Output files (segmentation maps and catalogs) are automatically timestamped using the iso format to prevent overwriting, provide clear analysis tracking and reproducing the experiments. The following files are generated:

  • Segmentation maps: segmentation_map.fits and segmentation_map.png
  • Source catalogs: parameters.csv (when --par_out is enabled)
  • Background and reduction maps: background_map.fits and reduced.fits
  • Segmentation intensity calibration map: cali_base.fits
  • Run metadata: run_metadata.json containing run arguments and background mode information
  • Run tracking: Centralized your_runs.csv recording all runs with their status (more useful for automated pipelines)
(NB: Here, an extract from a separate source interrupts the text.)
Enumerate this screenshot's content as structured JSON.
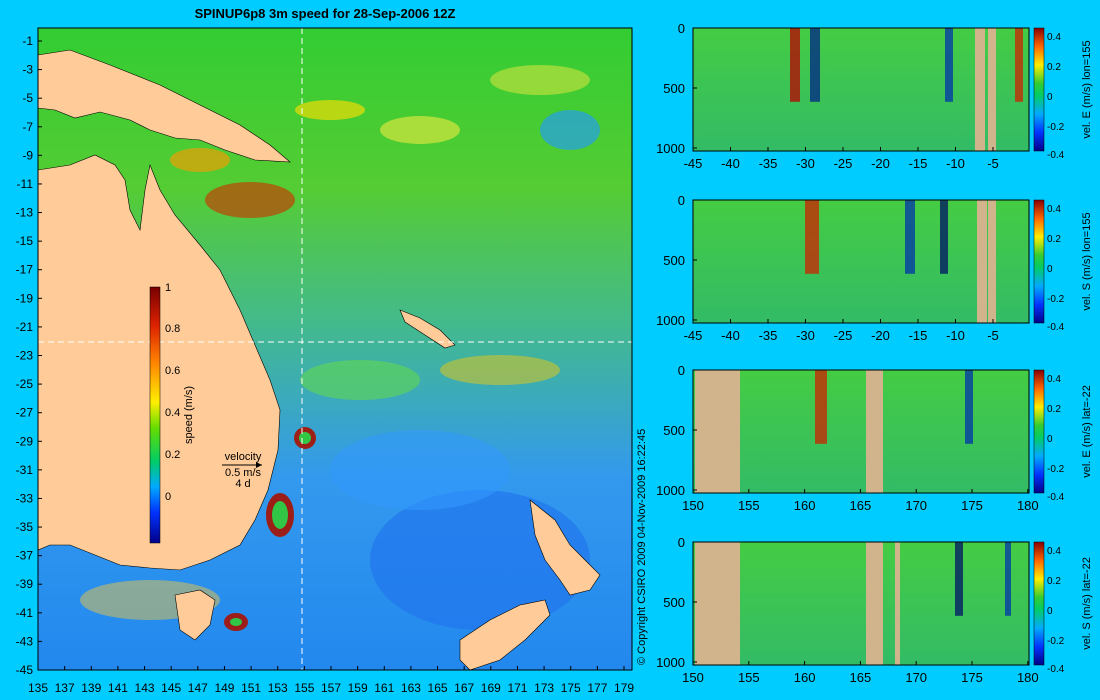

The run_metadata.json file provides complete information about each run, including background mode, argument setting, and software version for full reproducibility.

run_metadata.json template:

{
  "software": "MTO2",
  "version": "1.0.0",
  "time_stamp": "2025-10-09T12:14:45.580277",
  "file_name": "Your-Data-Name",
  "arguments": {
    "background_mode": "morph",
    "move_factor": 0.1,
    "area_ratio": 0.91,
    "s_sigma": 1.6,
    "G_fit": true,
    "skip_reduction": true,
    "crop": [
      3100,
      3600,
      4200,
      4800
    ]
  }
}

Citation

If you use MTO2 in your research, please cite the following paper:

@ARTICLE{10535192,
  author={Hashem Faezi, Mohammad and Peletier, Reynier and Wilkinson, Michael H. F.},
  journal={IEEE Access}, 
  title={Multi-Spectral Source-Segmentation Using Semantically-Informed Max-Trees}, 
  year={2024},
  volume={12},
  number={},
  pages={72288-72302},
  doi={10.1109/ACCESS.2024.3403309}
}

Acknowledgments

This software was developed for Faint Object Detection in Multidimensional Astronomical Data Ph.D. thesis (Mohammad H. Faezi, 2026) at the Rijksuniversiteit of Groningen under the supervision of Dr. Michael Wilkinson, Prof. Dr. Reynier Peletier and Prof. Dr. Nicolai Petkov.

MTO2 is developed using the Higra Python package, and builds on their example implementation of MTO: Astronomical object detection with the Max-Tree - MMTA 2016.

This implementation draws inspiration from Caroline Haigh's work (Teeninga et al.).

Bibliography

License

This project is licensed under the MIT License - see the LICENSE file for details.